All society is organized in collectives, and the military is the new organization. People march with baskets on poles in Angkor. Each individual is a revolutionary. Pictures can be stolen, but thoughts cannot. Clay figures attend study sessions. There would be no more hunger, fatigue and injustice. The new society is free of the forces of rich and poor, and class divisions. Guns and red flags are profuse over concrete dams and embankments. Clay figures obey and dig earth and rocks. Slogans continue. Black and white live footage highlight road construction, and removal of bolders. There is acute scarcity of water. A saucepan is considered individualistic, and everything is shared. Hunger becomes the new weapon, and food rations are reduced for those who disobey, and those who are ill. The authorities aim to have a man of metal. Singing of the ‘Internationale’ brings in the leadership of Khieu Sampan. The capital remains empty for four years. Khymer Rouge torture chambers are photographed. There are exhibitions of photos, of those executed. One does not film with impunity the sublime blood of workers and peasants, and child labourers. Rockets in outer space, and Americans on the moon are not believed. The earth is parched, and dust buries everything. It is strange to drink mud water, with animals. Famine strikes, and 250 gms of rice per day is allotted for seven people. The dead are carried on sheet metals. Panh’s father, from a poor family, dies. Schools become extermination centres, in a land that hates knowledge. Spades replace the pen, and cultivation fields replace paper. Film stock is collected, cinemas closed, artists are executed or sent to labour camps, and film burns. Pol Pot was the revolution, who lived in ideology. Rousseau, Marx and Pol Pot comprised perfect society.

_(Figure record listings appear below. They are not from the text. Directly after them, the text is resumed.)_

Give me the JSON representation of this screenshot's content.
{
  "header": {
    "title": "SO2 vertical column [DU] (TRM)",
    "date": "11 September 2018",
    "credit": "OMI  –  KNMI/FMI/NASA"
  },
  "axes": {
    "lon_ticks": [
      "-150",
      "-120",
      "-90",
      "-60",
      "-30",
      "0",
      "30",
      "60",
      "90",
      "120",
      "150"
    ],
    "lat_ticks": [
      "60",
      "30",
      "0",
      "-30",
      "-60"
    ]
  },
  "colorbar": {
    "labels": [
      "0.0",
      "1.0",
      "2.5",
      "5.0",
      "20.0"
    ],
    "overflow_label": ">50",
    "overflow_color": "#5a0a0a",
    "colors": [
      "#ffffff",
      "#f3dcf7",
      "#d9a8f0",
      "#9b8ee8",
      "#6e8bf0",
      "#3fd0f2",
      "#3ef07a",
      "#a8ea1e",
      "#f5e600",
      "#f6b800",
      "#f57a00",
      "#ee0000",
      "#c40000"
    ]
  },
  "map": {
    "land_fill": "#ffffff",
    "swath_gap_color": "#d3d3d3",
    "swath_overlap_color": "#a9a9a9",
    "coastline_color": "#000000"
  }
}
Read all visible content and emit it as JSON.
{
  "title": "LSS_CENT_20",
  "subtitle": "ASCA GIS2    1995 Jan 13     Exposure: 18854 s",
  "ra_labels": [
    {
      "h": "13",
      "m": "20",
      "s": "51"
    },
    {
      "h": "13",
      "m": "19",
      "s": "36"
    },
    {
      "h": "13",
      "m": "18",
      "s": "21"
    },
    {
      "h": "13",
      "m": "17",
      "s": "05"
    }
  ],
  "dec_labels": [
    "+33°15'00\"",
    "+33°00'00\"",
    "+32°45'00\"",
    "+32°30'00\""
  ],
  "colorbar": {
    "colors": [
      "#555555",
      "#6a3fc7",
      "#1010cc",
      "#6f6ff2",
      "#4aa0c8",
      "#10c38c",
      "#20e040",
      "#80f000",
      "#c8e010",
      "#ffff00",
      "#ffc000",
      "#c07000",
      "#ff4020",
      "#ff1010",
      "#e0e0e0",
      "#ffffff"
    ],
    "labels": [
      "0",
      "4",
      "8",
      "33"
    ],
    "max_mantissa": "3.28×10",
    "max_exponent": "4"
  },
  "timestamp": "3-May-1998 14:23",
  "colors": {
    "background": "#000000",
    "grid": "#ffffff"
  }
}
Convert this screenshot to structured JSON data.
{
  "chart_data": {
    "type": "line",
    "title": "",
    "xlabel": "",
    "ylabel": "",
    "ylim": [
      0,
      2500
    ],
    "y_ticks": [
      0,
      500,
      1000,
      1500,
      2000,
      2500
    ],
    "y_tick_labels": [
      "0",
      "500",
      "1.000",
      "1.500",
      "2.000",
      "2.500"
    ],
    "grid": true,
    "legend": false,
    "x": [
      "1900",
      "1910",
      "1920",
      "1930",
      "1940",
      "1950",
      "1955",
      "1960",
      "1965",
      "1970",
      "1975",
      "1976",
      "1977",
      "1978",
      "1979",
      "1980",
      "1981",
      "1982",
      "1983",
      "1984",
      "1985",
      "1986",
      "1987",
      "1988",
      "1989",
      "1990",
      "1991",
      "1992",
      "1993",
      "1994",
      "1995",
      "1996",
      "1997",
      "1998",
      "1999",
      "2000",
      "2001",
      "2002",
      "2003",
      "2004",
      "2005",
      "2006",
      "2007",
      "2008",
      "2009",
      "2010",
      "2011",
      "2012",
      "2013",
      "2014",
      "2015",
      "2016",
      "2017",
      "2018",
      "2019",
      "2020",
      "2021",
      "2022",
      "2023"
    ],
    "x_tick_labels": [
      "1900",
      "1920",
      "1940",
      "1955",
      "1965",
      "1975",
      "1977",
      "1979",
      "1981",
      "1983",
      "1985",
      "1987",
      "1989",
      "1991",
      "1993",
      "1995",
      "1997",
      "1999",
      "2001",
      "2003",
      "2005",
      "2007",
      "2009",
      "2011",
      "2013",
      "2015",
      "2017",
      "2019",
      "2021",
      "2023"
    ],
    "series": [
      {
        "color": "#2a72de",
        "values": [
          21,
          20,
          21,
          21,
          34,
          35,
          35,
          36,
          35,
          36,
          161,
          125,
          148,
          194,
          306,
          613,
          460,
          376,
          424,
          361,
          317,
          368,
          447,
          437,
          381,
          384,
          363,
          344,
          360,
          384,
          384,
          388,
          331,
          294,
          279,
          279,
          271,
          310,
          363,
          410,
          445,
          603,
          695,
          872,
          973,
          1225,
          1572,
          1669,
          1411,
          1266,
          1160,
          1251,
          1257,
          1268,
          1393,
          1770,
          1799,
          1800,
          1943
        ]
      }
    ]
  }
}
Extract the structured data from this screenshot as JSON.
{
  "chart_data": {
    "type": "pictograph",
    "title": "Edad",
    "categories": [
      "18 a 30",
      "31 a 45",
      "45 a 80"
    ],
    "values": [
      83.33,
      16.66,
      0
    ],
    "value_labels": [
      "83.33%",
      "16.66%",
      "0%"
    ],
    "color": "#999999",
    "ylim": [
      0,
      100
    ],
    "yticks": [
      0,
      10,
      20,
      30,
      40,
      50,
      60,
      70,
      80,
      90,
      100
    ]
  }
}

In the radiant revolution, there were no more bank notes, no more private property, and the new people were re-educated in rice fields. No objects are retained from imperialists and feudal society. Sometimes an aircraft appears in the sky. On earth there is hunger, mud and dirty water, while slogans continue. A hungry little girl steals corn from an open field, and is punished. Children chew salt at night. Fishing is forbidden, but there are hundreds of fishes. Since April 1975, Panh never returned home. 1977 witnessed the great leap forward of spade, shovel and ideology. There was a great flood in 1978. Truth is difficult to discover, and Prum Messa’s camera remains triumphant in the revolution of cinema. The intricate clay figurines represent the unfilmed, unphotographed images that inspired the film’s title. The political convulsions in Cambodia of 1975-79 are at times juxtaposed with figurines and footage, creating a haunting effect.